2019年、全国1000施設の病院に疾患啓発のためにパンフレットを届けようと、目標金額80万円で行ったところ、109万円の寄付を達成することができました。
実はその前年の2018年から、患者実態調査をスタートさせていました。出生体重や身長、どのような経緯で病気がわかったか、通院先の病院名など、交流会を通してお互いに聞きたい項目を抽出し、質問形式にまとめて調査を行いました。その集計結果を関係する医師に配布する
と、とても好評でした。また、翌2019年には、患者がどのように成長しているかの過程も追加調査をしました。
さらにブラッシュアップした質問項目を設け、アラジール症候群を研究している先生方に協力していただき、筑波大学の倫理審査を通して第2回目の患者実態調査を現在行っている最中です(調査期間2023年4〜9月、7月現在)。その結果を集計し、「患者実態調査書」として、全国の医師に郵送する資金を調達するため、2度目のクラウドファンディング(2023年4〜6月)にチャレンジしました。今後の研究に貢献していくたいへん重要な調査であることを強く広くPRしたことで、目標金額180万円に対して達成金額が208万円となりました。

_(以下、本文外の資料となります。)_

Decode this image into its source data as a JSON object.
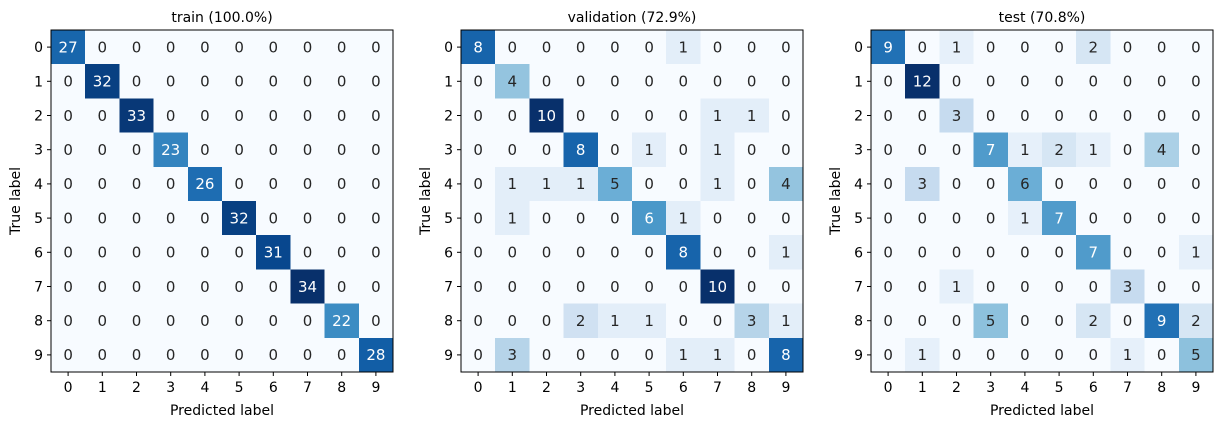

これらの活動を通して、現在、患者団体として最も力を入れていることは、成人診療を行う医師への啓発活動です。小児科医はまだしも、15歳以上になると、小児科から内科、循環器科、整形外科などの成人診療の領域になります。トランジションの問題では、受け入れ先がみつからないこともあり、そこをなんとかつなげていきたい。今回の患者実態調査でもそのような意味から重要視して取り組んでいます。
学会ブースへの出展でVHO-netとつながる
2019年に、(一社)日本小児栄養消化器肝臓学会の学術集会で、一般市民でも参加できる発表の機会を得ました。その後も、(公社)日本小児科学会やNPO法人日本小児循環器学会へとつながり、ブースを出展するようになりました。そんな中で、(一社)全国心臓病の子どもを守る会と出会い、VHO-netを知ることになりました。
その後、地域学習会の関西学習会にすぐに参加しましたが、それまで他の患者団体の人と話す機会がまったくなかったので、とても刺激を受けました。疾患は違っても横のつながりの大切さや資金調達のことも含め、どうすれば患者団体が存続していけるのかという知識を特に学びました。
類似疾患との交流や子どもだけのコミュニティづくりを目指して
現在、全国に22人の会員がいます。月に1回、オンラインでの交流会、コロナ禍以前には対面での交流会も開催しました。その会員さんたちの生の声を、会員や先生方に届けるべく、2021年に「体験談集」を作成しました。メールでの投稿を募り、10人の方たちがエピソードを執筆してくれた力作です。
今後の抱負としては、対面も含めて、もっと会員間の交流を深めていきたい。まだ、22人の会員が一堂に集ったことがないので、ぜひ実現させたいと思っています。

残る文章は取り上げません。